“I never set out to be a musician, but I have always been a musician.”
– There is a growing body of evidence-based research on the connection between music and overall wellbeing.
Music therapy is growing in acclaim as it continues to aid patients in maintaining a healthy lifestyle through mindfulness and even in prevention. Amal recognises that it will be important to leverage all available media outlets to have the greatest impact.
“Across the world, music helps people through the darkest times, the most jubilant times, the wide range of human emotions.”
– Amal has gained some widespread recognition for his work.
During a TEDx talk through the NHS, he created a piece of music using the sound and rhythm of his heartbeat to demonstrate the musical potential of the body.
When his mother was diagnosed with a brain tumor, he worked with her to help her put a sound to her symptoms with the hope that it would reduce her anxiety and hopelessness. He noticed great improvement with her and began recommending this treatment to others.
He was chosen to be a part of the Chelsea and Westminster hospital Arts Charity program, art pieces throughout the hospital were paired with unique music pieces that accompany them. This encourages patients to mobilise and continue their improvement by engaging with the arts.
“A 3-minute track of mine is an opportunity to have a conversation with somebody in the same way that a doctor has a 10-minute consultation.”

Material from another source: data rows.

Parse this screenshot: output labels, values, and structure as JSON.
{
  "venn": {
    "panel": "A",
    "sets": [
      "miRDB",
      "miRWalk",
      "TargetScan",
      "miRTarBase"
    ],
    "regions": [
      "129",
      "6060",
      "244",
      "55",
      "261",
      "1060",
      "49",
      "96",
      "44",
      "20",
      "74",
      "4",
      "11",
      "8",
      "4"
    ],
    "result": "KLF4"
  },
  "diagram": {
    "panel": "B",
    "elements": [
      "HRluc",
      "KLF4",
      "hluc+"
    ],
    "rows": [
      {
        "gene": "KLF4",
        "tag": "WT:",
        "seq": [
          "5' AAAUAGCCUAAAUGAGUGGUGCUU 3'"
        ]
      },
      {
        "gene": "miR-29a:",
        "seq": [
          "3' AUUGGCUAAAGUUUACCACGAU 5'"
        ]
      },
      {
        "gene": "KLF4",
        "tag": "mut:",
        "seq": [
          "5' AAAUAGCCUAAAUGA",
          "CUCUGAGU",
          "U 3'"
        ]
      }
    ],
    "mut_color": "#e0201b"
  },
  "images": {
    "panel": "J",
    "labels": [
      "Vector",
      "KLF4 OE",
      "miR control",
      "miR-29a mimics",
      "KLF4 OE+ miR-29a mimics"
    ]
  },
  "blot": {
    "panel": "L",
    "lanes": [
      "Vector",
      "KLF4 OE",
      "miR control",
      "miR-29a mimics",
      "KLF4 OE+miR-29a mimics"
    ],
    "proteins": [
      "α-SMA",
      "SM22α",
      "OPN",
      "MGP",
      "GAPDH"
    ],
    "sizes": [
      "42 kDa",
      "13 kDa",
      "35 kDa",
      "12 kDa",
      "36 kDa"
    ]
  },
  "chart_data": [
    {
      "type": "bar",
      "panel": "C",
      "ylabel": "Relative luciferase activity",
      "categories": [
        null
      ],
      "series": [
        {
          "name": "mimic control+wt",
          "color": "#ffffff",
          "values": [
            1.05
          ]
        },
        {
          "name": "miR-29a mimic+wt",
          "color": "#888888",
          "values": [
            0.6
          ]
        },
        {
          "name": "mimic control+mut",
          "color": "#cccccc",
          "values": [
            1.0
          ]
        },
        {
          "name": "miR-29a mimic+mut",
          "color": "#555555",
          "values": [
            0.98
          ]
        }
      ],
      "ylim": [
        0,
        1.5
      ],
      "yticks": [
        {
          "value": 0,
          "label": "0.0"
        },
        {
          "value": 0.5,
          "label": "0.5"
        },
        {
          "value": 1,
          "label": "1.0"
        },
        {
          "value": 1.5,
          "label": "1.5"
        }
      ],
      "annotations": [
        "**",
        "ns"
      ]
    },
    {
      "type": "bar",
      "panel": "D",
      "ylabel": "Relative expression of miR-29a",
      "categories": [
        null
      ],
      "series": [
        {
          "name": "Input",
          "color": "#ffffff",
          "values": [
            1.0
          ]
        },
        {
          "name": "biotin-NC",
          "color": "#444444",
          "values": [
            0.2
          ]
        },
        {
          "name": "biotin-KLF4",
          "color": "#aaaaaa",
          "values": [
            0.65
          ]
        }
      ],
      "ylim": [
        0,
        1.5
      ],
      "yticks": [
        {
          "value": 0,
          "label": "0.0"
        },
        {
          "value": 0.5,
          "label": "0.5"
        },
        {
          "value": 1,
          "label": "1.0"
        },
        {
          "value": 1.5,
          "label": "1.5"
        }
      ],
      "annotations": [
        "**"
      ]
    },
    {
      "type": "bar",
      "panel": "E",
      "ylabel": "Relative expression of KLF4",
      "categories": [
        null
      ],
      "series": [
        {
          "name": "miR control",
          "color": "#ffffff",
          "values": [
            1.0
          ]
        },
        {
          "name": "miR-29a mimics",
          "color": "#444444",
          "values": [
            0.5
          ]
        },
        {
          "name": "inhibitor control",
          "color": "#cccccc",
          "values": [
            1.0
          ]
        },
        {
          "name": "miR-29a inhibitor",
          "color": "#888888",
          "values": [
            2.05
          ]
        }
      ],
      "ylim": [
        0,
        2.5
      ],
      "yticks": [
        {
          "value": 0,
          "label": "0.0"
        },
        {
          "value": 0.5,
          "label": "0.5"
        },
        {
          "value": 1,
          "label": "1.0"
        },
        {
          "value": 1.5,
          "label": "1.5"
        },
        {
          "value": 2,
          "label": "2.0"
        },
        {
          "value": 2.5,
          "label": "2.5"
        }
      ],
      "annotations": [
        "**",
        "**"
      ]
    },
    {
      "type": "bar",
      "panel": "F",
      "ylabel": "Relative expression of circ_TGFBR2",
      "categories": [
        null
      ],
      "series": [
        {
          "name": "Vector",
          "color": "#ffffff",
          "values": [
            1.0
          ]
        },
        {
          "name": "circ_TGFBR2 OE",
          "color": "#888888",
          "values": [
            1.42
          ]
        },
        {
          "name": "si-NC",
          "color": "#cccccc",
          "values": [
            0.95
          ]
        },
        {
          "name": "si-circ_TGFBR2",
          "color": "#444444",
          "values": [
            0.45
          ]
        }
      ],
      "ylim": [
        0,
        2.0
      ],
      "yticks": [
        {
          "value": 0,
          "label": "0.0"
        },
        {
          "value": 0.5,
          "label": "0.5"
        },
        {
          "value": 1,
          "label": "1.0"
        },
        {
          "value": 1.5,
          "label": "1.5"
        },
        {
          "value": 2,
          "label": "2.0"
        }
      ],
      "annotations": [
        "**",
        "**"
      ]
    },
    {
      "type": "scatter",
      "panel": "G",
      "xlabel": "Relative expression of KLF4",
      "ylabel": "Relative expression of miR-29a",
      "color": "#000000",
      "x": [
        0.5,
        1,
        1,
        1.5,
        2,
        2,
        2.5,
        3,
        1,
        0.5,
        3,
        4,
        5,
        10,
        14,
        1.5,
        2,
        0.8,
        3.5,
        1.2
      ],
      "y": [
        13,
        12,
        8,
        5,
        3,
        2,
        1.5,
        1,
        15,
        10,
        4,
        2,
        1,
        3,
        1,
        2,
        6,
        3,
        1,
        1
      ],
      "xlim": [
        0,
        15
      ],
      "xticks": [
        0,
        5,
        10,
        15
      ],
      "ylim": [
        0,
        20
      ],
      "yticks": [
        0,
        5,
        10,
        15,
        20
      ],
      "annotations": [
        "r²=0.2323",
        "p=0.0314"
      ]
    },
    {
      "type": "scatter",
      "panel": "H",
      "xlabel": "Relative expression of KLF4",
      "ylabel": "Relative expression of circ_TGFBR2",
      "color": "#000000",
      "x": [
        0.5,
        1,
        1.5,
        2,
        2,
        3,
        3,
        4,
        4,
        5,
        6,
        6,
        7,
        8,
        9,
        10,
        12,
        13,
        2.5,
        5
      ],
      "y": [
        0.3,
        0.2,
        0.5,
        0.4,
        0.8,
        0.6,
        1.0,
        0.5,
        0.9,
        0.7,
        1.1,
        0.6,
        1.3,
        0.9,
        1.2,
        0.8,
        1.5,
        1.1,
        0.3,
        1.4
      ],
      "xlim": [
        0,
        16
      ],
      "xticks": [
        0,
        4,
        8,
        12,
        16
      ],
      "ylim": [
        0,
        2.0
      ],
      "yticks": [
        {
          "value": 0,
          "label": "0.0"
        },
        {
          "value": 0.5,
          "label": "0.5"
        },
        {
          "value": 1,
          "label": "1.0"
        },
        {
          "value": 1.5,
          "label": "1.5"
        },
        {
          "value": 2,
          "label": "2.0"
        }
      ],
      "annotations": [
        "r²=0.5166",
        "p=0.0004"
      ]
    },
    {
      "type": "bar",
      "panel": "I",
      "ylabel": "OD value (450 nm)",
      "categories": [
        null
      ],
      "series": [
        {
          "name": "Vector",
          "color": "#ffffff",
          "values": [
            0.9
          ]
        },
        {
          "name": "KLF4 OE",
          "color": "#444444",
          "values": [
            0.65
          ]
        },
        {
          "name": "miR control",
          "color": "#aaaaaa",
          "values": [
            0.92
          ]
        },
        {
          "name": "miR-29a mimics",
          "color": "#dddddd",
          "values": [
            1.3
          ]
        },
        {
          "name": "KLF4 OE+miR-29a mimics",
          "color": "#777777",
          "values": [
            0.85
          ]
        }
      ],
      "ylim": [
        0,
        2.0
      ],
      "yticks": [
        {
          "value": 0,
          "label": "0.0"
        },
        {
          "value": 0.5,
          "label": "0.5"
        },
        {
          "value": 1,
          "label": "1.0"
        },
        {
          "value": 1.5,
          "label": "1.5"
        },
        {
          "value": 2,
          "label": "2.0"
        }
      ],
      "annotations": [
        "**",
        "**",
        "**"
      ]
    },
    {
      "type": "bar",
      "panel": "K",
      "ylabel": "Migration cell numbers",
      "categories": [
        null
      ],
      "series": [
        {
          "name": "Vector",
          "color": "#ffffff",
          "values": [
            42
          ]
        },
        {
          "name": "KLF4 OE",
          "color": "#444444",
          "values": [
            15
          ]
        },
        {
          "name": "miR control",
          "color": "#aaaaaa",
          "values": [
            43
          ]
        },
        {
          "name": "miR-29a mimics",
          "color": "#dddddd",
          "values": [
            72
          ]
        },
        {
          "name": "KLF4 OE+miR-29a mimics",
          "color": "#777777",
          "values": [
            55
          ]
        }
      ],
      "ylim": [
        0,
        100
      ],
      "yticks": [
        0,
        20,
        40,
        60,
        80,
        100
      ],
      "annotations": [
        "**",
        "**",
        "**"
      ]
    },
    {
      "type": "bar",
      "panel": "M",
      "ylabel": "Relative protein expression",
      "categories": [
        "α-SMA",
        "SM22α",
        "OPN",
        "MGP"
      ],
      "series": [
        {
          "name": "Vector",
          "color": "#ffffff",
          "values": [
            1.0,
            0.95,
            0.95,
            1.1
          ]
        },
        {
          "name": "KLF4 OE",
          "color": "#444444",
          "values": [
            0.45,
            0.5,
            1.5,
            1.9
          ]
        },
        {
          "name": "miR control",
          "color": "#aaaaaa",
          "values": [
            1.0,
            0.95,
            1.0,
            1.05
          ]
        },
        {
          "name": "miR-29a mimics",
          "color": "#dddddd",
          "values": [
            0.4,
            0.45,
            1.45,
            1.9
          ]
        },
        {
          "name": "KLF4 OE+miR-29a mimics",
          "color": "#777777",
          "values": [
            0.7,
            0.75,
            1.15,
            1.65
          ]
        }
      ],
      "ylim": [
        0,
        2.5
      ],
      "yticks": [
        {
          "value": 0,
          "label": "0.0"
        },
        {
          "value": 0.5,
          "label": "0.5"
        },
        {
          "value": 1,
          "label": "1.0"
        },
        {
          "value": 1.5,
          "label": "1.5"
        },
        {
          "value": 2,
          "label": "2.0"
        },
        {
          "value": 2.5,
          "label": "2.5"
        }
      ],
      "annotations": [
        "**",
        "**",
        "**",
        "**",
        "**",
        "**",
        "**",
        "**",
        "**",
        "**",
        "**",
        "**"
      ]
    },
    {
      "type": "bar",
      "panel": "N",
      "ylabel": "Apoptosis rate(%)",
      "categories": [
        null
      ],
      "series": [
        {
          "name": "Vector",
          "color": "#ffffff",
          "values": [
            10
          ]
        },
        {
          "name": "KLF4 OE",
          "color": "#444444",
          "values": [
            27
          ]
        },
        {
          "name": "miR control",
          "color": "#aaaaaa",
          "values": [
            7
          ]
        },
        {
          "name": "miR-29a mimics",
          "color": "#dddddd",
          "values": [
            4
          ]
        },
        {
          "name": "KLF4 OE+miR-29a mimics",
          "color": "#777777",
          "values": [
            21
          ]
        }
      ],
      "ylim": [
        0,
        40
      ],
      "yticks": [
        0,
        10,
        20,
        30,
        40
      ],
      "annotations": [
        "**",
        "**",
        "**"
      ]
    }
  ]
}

– He has released an album on Spotify and wants to further integrate music into his profession once he completes his GP training.
Amal recognises the difficulties of being a musician, he plans to complete his GP training and then practice medicine several days a week while focusing on his music and helping others through it on the remaining days.
“Music gives people an informal and lighthearted way of feeling more connected and being able to express themselves.”